While the logging system supports custom levels, the standard log levels are probably good enough for our purposes.

Managing dependencies of natcap.invest

When used effectively, the right dependencies can make reading, writing and interpreting a program or application much easier. Dependencies come at a cost, however, which can be observed in more complicated build, distribution, and installation processes. Dependencies also sometimes add some legal liabilities as well.

Unfortunately, adopting new dependencies can be costly:

  • When APIs change, we will eventually need to update how we use the package.
  • There are sometimes conflicts between packages. Sometimes this is merely a namespace issue, sometimes these conflicts can cause serious application crashes. * Real-world example of this: the interplay between the python package Shapely and the GDAL/OGR library, both of which are compiled against the C++ library GEOS, used for geometric operations. The C++ library that each was compiled against was compiled with slightly different flags, leading to a hard crash under certain circumstances. See this github issue for how things shook out.
  • Software libraries are developed under myriad different licenses, which makes distribution tricky and, in some cases (as with the GPL), could add a variety of legal liabilities to The Natural Capital Project.

Adding dependencies can be a Very Good Thing, but it should be done with tech lead approval or team consensus.

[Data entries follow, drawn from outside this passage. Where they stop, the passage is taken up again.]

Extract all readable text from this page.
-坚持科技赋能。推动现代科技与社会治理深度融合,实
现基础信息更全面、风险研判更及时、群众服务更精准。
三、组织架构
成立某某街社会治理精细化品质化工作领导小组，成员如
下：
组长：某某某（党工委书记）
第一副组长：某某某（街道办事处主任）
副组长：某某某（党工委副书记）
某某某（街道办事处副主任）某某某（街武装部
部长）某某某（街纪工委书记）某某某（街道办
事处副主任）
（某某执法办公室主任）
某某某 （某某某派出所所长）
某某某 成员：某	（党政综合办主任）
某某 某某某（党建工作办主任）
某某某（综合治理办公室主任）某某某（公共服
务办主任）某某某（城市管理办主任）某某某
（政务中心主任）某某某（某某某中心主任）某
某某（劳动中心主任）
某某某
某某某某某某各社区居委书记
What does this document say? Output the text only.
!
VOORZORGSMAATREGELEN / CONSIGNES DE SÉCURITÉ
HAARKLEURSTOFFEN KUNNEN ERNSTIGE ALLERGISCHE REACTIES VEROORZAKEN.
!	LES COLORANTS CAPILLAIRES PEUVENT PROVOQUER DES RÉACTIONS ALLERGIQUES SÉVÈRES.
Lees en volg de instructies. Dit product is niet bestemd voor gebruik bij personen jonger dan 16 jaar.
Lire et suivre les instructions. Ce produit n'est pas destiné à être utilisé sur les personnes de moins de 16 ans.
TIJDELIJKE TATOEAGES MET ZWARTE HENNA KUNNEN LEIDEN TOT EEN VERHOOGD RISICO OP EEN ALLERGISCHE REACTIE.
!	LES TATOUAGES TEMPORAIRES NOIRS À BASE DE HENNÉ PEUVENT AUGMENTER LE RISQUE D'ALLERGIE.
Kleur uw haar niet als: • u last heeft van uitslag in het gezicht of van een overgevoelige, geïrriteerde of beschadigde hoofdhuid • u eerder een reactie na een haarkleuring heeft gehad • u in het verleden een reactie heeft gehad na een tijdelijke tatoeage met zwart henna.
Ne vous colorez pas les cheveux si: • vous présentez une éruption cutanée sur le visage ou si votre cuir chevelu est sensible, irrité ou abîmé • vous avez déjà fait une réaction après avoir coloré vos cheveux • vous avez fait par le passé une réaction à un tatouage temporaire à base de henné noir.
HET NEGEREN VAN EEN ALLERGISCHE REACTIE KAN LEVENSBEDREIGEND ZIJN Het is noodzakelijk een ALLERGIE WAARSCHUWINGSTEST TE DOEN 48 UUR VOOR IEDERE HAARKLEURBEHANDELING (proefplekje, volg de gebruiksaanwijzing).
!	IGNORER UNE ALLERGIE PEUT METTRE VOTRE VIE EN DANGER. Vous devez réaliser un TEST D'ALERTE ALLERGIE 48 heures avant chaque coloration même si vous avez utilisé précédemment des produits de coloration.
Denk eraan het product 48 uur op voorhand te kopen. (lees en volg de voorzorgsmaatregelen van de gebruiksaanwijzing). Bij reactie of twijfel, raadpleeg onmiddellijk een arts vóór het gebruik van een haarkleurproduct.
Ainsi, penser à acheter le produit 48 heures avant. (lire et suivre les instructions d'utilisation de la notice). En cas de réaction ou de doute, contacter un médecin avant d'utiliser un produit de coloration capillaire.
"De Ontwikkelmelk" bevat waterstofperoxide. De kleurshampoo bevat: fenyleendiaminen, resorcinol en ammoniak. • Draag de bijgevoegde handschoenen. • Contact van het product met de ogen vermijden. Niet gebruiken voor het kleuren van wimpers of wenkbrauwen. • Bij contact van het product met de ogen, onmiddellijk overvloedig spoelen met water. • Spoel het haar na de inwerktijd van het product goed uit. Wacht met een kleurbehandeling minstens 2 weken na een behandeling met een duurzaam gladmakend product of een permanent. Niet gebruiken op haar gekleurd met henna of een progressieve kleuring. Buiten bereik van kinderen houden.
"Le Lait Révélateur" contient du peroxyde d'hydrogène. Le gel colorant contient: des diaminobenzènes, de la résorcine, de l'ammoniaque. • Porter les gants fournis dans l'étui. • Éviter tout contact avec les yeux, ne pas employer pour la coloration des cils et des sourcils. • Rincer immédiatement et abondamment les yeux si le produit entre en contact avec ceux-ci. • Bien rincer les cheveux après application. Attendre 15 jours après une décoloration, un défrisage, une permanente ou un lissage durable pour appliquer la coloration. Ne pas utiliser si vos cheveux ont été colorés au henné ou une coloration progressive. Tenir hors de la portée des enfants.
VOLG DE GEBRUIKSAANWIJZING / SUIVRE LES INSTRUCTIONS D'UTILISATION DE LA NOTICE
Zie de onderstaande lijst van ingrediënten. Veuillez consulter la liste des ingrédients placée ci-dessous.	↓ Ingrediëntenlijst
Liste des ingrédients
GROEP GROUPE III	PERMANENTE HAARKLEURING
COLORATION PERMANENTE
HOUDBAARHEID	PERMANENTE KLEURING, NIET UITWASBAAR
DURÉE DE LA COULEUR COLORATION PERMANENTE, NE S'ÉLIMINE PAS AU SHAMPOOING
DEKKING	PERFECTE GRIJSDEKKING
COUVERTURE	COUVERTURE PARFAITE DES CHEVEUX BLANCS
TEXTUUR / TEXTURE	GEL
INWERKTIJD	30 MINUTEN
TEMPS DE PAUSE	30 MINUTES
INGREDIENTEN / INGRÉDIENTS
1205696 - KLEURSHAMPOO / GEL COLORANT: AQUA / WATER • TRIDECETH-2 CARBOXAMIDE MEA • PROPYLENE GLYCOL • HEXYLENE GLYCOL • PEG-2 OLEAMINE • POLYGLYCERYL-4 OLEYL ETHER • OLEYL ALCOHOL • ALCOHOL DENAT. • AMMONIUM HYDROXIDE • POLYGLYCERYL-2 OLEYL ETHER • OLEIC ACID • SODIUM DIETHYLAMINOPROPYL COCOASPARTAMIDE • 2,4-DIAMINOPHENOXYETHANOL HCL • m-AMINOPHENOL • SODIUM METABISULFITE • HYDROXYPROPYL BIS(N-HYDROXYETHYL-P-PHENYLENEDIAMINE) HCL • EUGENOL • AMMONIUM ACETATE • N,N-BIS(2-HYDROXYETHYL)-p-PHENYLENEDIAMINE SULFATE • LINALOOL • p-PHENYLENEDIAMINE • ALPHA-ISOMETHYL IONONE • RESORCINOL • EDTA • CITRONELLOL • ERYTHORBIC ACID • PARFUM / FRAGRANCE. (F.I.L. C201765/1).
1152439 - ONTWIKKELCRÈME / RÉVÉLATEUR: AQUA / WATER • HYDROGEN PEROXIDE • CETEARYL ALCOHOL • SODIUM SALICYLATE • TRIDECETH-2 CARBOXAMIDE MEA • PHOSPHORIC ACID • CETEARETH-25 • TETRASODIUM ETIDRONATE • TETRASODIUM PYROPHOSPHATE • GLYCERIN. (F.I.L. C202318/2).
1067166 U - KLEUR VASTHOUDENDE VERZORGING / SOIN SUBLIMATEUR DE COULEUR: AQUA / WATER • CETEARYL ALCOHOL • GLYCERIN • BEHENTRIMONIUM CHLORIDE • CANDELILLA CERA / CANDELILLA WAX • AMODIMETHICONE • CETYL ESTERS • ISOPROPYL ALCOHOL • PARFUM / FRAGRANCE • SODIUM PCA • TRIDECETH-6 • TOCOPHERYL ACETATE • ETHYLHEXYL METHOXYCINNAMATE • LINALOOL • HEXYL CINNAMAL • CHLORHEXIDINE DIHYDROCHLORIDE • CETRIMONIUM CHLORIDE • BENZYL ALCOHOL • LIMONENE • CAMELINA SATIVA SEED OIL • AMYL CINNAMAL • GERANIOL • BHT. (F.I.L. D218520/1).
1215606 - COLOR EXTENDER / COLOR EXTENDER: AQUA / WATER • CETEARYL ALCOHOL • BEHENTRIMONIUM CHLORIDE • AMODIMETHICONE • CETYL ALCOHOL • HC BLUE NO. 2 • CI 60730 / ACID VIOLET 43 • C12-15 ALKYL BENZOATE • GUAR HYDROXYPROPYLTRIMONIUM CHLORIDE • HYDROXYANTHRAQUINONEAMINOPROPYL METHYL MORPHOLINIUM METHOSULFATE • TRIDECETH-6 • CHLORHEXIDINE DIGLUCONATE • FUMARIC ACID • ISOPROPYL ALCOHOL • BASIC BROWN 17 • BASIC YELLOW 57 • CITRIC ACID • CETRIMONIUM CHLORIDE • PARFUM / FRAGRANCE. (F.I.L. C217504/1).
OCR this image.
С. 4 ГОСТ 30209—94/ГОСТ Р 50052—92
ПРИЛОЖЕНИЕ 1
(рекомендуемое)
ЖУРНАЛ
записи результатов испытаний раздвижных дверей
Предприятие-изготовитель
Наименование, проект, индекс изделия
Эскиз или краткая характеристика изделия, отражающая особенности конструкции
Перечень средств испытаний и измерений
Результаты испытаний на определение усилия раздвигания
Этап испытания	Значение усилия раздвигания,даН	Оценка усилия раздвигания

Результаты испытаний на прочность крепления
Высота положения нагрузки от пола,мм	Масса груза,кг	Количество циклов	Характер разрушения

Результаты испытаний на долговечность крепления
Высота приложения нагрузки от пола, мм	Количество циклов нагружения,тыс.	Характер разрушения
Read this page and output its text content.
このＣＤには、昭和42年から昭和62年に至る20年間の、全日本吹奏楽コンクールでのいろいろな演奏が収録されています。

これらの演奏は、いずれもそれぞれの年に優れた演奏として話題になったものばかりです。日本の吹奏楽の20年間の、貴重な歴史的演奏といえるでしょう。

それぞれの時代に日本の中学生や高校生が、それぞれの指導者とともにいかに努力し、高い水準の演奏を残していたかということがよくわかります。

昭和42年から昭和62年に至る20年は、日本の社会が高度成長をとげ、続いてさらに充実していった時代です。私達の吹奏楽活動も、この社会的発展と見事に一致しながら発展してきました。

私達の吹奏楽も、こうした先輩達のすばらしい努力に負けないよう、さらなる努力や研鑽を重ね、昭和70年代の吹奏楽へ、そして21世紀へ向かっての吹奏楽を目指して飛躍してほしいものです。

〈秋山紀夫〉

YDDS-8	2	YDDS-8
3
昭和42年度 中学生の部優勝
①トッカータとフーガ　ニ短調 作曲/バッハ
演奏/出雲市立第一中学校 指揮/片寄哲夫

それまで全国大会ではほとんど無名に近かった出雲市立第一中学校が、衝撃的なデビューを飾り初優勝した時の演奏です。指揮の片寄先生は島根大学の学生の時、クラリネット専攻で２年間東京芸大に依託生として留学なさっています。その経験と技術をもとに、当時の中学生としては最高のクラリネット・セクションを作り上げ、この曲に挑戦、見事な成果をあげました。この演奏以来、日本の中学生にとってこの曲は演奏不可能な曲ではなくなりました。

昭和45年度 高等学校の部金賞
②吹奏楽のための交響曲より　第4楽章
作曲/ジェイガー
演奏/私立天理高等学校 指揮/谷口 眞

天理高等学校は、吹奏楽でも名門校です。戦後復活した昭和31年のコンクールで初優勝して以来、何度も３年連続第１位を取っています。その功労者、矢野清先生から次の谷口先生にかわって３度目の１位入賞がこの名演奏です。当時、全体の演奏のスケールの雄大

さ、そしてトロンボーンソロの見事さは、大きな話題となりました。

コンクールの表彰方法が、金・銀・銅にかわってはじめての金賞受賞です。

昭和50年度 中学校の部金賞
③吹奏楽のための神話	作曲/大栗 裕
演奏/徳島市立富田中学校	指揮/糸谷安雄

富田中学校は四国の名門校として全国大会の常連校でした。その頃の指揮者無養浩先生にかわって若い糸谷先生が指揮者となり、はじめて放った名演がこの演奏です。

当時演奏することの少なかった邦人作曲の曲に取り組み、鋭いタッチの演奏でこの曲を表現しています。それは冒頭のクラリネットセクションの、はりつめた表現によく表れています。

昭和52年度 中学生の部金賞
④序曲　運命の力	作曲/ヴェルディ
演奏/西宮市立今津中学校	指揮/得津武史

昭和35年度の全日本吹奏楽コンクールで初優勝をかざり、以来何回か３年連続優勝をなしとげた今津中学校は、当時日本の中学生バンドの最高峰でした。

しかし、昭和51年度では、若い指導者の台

Documenting code within natcap.invest

Docstrings

InVEST uses Google-style docstrings within sphinx, which is one of the more readable of the docstring format standards. Important sections of the docstring to consider are:

  • Args, for describing the parameters of the function, including the type, whether it's optional, and any required structure or format details.
  • Returns, for describing any return values of the function.
  • Raises, if the function raises exceptions as part of the expected interface of the function. So, if someone can call this function, have the function raise an exception and have that be part of the normal flow of the program, that exception should be documented. No need to document all possible error states that might arise.

Inline comments

Inline comments should be considered a part of the source code itself, and should provide helpful contextual information. Consider future maintenance of the software when writing these docstrings. What is not 100% clear from reading the source code itself? Why was a constant chosen? How was a given technical decision or approximation chosen?